E questo rappresenta un percorso che dovrebbe iniziare proprio dal settore giovanile, con i bambini e gli adolescenti dove gli allenatori/ educatori dovrebbero affrontare quelli che sono i bisogni (e non i problemi!) dei giovani atleti.
In tal modo la psicologia, sebbene sia la scienza che si interessa della mente (fattore essenziale nella prestazione sportiva come nella vita), come detto, è sì in via di diffusione in ambito sportivo, ma non ancora abbastanza presente e rilevante, tanto quanto il fattore fisico/atletico e tecnico/tattico.

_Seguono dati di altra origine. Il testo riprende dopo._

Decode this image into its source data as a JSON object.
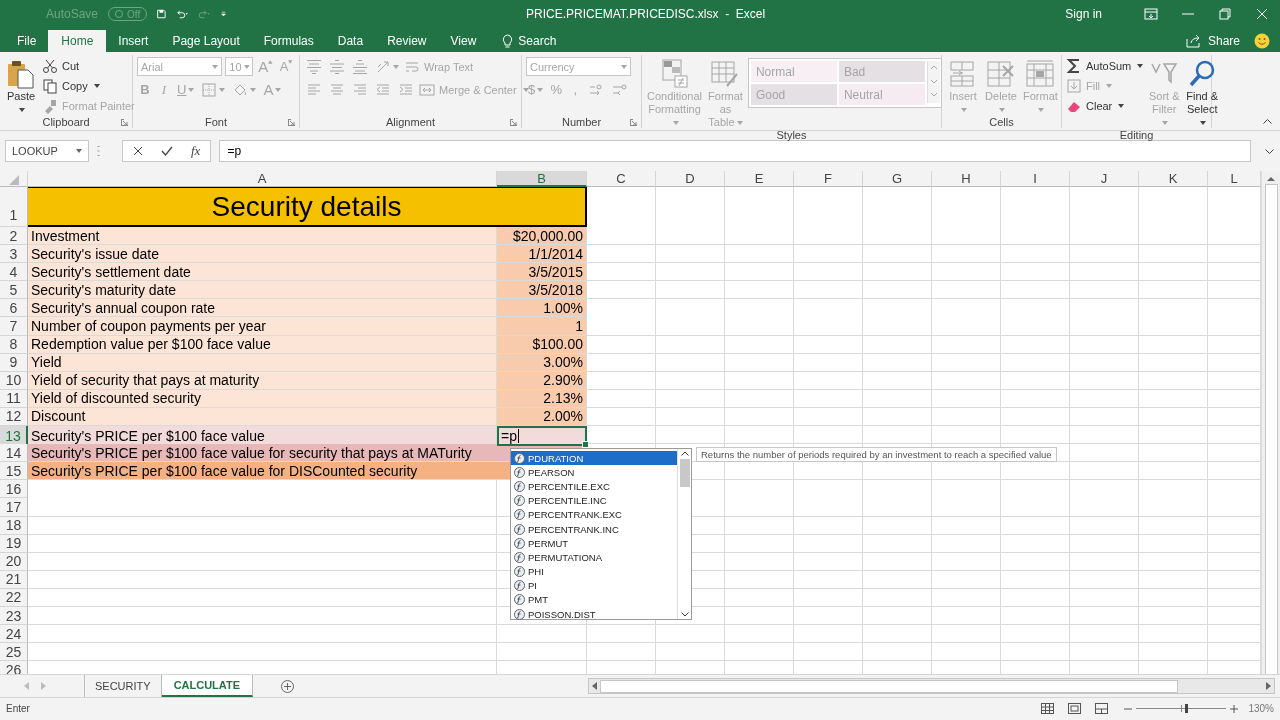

Volendo fare un pò di autocritica, il mondo che lo psicologo porta all’interno di una società sportiva, è piuttosto nuovo e poco esplorato, sia in termini di approccio lavorativo che rispetto al linguaggio utilizzato, ma è anche vero che lo sport spesso mette davanti a tutto il risultato immediato, togliendo di fatto la possibilità di lavorare sui tempi lunghi, cosa che in ambito giovanile, ma non solo, rappresenta l’annullamento di ogni progetto di crescita e progresso sportivo.
Ma più di qualcosa si sta muovendo su diversi fronti, anche se a fatica a livello professionistico soprattutto in relazione ad alcune discipline ancora troppo legate al passato ed alla tradizione.